Im Projekt „Verwaltung 4.0“ setzt das Amt Mittelangeln gemeinsam mit dem IT-Verbund Schleswig-Holstein (ITV.SH) auf die konsequente Überarbeitung und Digitalisierung von Verwaltungsprozessen mittels einer Low-Code-Plattform. Die Zielsetzung besteht darin, als Verwaltung im Dienst der Bürger:innen und Unternehmen eine noch effizientere Dienstleistung anzubieten. Was digital bei der Kommune als Antrag ankommt, soll intern ebenfalls digital weiterverarbeitet werden und nicht an der „Bordsteinkante“ zur Verwaltung verpuffen.

Die Modernisierung der Verwaltung erfordert nachhaltige Anpassungen von Prozessen und Strukturen. Das Amt Mittelangeln hat sich zum Ziel gesetzt, mehr Standardisierung in die IT zu bringen und die Prozessdigitalisierung voranzutreiben. Konkret sollen bestehende Insellösungen, zu denen unter anderem zahlreiche Excel-Tabellen gehören, durch neue Anwendungen ersetzt werden. Auch die Ende-zu-Ende-Digitalisierung, sprich die digitale und medienbruchfreie Erfassung und Bearbeitung von Anträgen, soll stärker forciert werden.

Das zentrale Anliegen des Gesamtprojekts ist es, eine Low-Code-Plattform zur Optimierung und Digitalisierung von Verwaltungsprozessen bereitzustellen, die von beliebig vielen Verwaltungen in Deutschland mühelos genutzt werden kann.

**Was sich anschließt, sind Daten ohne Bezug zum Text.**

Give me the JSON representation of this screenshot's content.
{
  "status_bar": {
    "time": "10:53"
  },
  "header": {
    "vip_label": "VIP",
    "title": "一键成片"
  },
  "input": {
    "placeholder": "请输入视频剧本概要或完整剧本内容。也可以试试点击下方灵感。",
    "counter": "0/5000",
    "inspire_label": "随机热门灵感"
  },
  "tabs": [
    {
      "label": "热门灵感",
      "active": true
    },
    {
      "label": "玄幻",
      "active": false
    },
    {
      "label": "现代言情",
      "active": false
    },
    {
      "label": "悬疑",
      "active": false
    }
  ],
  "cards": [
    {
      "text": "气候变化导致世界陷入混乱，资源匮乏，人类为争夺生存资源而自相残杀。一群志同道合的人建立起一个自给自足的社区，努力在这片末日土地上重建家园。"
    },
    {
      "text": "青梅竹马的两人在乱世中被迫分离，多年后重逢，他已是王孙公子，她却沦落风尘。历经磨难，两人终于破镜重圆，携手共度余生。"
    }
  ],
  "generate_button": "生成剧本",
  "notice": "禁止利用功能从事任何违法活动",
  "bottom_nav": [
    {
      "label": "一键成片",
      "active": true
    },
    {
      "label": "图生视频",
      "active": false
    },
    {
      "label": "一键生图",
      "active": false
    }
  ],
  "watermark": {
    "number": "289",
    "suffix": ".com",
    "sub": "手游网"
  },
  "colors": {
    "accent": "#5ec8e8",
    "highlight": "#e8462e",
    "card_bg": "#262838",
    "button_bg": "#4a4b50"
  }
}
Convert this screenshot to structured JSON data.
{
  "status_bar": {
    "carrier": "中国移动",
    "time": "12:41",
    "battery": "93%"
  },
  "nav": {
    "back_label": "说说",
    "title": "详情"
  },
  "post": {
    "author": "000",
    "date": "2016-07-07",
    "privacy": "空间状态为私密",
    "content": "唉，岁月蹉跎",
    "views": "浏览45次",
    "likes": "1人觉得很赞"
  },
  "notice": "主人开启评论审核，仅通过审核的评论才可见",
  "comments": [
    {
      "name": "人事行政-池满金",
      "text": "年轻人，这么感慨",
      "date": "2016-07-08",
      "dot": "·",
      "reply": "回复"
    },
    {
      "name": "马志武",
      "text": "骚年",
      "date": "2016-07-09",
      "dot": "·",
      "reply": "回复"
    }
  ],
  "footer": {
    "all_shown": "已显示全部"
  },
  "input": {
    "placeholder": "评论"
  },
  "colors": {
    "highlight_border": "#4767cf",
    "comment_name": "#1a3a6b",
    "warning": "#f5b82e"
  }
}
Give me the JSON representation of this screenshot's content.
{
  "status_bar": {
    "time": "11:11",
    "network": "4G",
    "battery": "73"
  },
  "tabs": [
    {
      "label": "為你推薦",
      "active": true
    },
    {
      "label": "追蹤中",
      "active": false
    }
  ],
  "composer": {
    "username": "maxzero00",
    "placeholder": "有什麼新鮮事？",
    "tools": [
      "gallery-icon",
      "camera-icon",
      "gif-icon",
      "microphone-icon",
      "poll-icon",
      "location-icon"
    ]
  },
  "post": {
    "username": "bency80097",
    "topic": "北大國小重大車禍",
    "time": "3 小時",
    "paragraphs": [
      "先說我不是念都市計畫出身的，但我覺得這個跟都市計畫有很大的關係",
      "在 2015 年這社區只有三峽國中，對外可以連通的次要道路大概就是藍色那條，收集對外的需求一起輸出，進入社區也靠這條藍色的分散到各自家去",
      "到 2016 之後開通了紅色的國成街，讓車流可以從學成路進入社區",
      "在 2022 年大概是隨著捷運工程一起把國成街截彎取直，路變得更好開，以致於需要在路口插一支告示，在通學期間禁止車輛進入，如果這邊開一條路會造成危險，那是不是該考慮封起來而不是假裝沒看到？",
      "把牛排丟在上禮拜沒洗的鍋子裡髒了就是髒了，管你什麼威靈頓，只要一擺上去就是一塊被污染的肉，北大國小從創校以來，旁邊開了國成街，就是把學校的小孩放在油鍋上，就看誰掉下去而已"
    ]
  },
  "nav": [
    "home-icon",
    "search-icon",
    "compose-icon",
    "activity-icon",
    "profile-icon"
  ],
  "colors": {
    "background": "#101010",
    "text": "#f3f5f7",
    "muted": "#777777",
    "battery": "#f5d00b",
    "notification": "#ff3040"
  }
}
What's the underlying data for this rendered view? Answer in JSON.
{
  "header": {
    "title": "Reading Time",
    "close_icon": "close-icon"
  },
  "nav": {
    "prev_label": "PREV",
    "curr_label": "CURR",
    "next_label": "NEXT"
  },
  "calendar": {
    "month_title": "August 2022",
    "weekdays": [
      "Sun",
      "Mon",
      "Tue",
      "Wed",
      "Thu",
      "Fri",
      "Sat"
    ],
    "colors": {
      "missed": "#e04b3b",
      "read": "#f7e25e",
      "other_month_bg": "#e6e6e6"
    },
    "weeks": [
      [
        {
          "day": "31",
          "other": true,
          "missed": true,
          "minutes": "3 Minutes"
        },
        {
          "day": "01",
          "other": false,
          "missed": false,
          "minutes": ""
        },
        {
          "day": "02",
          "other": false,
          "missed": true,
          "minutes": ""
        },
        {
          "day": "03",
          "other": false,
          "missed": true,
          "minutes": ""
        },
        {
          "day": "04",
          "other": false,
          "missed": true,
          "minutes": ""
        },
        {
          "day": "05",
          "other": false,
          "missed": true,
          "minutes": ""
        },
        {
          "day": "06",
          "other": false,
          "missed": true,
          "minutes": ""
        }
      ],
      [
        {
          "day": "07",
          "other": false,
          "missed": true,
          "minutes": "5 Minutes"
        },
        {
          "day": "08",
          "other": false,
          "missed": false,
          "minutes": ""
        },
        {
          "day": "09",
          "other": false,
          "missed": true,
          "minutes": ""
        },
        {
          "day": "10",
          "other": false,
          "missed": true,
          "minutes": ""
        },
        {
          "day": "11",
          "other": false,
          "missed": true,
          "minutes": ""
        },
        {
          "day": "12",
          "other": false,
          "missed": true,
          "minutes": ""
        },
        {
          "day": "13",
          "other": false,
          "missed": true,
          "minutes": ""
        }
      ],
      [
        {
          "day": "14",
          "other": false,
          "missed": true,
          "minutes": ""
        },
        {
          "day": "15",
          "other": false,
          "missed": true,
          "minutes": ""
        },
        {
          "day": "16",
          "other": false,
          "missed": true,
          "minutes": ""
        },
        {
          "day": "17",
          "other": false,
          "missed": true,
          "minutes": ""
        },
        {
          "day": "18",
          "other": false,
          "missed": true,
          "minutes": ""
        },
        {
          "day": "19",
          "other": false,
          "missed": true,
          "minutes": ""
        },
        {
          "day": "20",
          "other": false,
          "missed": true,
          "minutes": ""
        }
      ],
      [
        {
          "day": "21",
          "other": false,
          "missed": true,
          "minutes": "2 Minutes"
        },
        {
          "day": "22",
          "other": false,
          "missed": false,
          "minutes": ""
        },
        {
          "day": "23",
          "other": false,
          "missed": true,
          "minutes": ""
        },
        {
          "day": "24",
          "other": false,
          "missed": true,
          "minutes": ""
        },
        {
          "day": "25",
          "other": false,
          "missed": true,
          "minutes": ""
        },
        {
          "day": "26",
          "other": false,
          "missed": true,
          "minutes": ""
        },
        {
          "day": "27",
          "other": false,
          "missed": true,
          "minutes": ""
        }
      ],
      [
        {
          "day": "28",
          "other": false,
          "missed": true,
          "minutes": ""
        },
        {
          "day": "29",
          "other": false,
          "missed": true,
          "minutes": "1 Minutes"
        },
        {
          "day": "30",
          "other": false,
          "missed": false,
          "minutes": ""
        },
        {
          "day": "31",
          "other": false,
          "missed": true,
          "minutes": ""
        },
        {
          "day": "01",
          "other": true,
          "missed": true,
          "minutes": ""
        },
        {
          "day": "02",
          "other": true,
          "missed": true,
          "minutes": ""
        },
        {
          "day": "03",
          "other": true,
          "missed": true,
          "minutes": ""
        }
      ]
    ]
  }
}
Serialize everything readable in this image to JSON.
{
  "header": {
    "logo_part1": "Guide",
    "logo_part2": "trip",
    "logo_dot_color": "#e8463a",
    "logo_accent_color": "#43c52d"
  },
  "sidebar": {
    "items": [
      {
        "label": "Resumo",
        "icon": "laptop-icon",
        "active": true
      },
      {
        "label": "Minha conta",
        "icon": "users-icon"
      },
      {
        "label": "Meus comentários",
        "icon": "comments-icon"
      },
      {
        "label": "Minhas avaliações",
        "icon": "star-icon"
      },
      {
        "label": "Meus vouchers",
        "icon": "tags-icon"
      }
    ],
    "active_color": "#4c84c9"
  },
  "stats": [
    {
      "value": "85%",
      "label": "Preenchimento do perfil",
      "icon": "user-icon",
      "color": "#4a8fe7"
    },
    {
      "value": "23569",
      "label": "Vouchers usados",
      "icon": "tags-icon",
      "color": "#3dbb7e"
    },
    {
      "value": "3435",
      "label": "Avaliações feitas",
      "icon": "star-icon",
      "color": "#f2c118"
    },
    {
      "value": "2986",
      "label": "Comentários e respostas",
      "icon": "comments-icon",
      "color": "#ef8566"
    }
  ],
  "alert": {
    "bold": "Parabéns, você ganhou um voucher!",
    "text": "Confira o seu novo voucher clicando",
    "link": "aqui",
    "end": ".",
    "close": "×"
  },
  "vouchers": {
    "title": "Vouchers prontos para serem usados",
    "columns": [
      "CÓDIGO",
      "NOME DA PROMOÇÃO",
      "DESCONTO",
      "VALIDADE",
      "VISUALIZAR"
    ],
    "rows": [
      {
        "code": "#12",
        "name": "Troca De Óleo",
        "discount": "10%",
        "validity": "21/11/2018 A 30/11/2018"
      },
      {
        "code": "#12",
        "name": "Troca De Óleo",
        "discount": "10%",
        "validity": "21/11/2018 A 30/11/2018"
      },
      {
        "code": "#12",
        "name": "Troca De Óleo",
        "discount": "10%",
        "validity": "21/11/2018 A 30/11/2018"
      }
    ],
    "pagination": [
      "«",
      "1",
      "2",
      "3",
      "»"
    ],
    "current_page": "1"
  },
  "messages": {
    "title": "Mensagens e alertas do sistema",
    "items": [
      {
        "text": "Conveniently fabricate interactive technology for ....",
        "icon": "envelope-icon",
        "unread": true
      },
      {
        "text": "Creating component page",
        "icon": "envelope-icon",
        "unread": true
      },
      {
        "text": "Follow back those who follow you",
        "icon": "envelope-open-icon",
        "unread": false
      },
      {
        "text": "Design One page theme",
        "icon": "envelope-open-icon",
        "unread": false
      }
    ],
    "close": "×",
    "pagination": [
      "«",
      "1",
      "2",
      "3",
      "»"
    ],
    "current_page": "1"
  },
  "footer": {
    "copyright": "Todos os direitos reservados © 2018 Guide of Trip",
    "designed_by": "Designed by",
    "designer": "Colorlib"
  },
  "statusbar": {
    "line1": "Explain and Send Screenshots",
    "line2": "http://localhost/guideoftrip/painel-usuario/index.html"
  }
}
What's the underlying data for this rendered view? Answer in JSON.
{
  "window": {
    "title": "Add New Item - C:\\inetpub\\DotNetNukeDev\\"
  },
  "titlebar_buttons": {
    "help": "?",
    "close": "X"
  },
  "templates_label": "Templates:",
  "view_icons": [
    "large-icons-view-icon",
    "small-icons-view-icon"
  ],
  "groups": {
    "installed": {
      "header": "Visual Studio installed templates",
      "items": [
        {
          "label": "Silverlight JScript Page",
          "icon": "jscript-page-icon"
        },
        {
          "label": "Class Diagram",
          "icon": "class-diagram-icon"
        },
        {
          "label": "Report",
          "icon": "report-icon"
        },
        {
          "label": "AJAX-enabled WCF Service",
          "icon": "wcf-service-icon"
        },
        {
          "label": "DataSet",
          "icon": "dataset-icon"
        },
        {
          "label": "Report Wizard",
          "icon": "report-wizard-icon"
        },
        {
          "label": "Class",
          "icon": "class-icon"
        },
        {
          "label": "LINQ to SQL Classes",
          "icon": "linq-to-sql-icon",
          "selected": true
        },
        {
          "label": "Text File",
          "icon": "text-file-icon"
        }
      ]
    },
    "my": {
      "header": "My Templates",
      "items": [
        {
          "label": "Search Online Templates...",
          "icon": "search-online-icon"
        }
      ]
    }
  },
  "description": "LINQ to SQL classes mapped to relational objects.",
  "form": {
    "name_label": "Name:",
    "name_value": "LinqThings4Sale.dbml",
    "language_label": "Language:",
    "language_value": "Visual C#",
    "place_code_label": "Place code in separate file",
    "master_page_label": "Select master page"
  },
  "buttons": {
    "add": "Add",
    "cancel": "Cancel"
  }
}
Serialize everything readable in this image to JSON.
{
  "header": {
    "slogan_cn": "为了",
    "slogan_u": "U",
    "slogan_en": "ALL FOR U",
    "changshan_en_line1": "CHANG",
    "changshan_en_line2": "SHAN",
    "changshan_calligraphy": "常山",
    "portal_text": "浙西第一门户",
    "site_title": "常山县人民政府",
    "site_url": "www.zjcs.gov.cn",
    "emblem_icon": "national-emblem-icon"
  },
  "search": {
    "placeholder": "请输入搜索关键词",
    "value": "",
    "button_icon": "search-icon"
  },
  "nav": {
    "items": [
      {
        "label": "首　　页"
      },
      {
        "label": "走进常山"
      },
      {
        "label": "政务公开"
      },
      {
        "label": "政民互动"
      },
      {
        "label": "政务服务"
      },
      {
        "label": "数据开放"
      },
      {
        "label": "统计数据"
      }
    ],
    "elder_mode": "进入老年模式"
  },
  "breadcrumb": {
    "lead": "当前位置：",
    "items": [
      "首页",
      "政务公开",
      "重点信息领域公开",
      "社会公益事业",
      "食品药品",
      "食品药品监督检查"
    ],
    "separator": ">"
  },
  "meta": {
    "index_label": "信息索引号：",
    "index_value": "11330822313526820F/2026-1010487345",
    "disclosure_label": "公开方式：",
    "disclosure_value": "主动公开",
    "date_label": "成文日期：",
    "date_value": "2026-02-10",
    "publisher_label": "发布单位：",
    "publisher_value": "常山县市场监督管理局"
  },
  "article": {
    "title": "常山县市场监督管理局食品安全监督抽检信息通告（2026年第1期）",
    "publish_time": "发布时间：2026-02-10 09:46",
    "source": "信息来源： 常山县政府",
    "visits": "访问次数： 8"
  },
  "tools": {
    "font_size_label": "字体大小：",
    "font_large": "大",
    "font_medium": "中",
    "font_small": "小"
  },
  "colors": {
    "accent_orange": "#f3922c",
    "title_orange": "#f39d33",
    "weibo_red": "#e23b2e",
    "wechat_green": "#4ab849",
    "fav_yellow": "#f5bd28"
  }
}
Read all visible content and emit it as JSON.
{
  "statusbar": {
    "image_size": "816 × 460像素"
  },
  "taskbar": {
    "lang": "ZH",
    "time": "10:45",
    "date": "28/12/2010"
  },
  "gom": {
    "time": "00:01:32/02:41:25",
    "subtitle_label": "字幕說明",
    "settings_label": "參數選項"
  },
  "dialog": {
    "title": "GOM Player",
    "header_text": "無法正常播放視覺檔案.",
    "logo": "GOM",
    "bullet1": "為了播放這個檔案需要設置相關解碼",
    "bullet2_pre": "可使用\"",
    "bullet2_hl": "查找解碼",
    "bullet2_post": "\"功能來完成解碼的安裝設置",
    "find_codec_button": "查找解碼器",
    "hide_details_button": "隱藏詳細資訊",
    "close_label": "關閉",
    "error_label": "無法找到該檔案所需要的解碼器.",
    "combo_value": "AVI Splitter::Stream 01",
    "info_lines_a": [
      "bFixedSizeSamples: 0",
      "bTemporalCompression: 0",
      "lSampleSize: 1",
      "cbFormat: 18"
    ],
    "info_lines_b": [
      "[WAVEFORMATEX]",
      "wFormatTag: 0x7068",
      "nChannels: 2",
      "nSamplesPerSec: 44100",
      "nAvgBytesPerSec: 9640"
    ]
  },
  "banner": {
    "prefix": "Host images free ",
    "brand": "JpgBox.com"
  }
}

Wichtige Zielsetzungen des Projekts sind:

  • Effektivierung und Beschleunigung von Verwaltungsprozessen
  • Web-basierter Systemzugriff für die Kommunalverwaltungen
  • Sicherstellung einer sehr hohen Bedienfreundlichkeit
  • Umsetzung eines Mandantenkonzepts mit einer separaten Datenhaltung für die einzelnen Kommunen innerhalb einer Softwareinstanz
  • Integration der Dokumenten-Management-Systeme (DMS) und der Software für das Haushalts-Kasse-Rechnungswesen (HKR) der Kommunalverwaltungen
  • Medienbruchfreie Ende-zu-Ende Digitalisierung der Prozesse der Kommunalverwaltungen
  • Zeit- und Kostenersparnisse durch Replizierbarkeit (Nachnutzung) von Prozessen
  • Harmonisierung der Daten- und Prozessstandards der Kommunalverwaltungen zur Erleichterung der amtsübergreifenden Zusammenarbeit und zur Stärkung der Krisenfestigkeit
  • Integration von Online-Services für Bürger:innen und Unternehmen
  • Moderne, zukunftsfähige und hochperformante Systemarchitektur
  • Umsetzung der Anforderungen der Informationssicherheit und des Datenschutzes
  • Niedrigschwelliger Umstieg auf das Neusystem für die Kommunalverwaltungen

Insbesondere Low-Code-Plattformen bringen einen umfassenden Werkzeugkasten mit: Sie bieten oft verwendete Programmiermuster als einsatzfertige Bausteine an. Diese sind als vordefinierte Funktionsblöcke zu verstehen, die im Einsatzbereich der öffentlichen Hand behördliche Kernfunktionen als Komponenten oder Prozessschablonen abbilden können. Beispiele für solche Funktionsblöcke sind u.a. Bausteine für die Anbindung diverser Fachverfahren, ein Arbeitsplatz für die Sachbearbeitung oder Funktionalitäten für Prozessmanagement und -automatisierung sowie Workflow-Management. Durch die Kombination, und bei Bedarf Erweiterung der Bausteine, werden die gewünschten Funktionalitäten erzielt sowie Fachanwendungen und -verfahren generiert.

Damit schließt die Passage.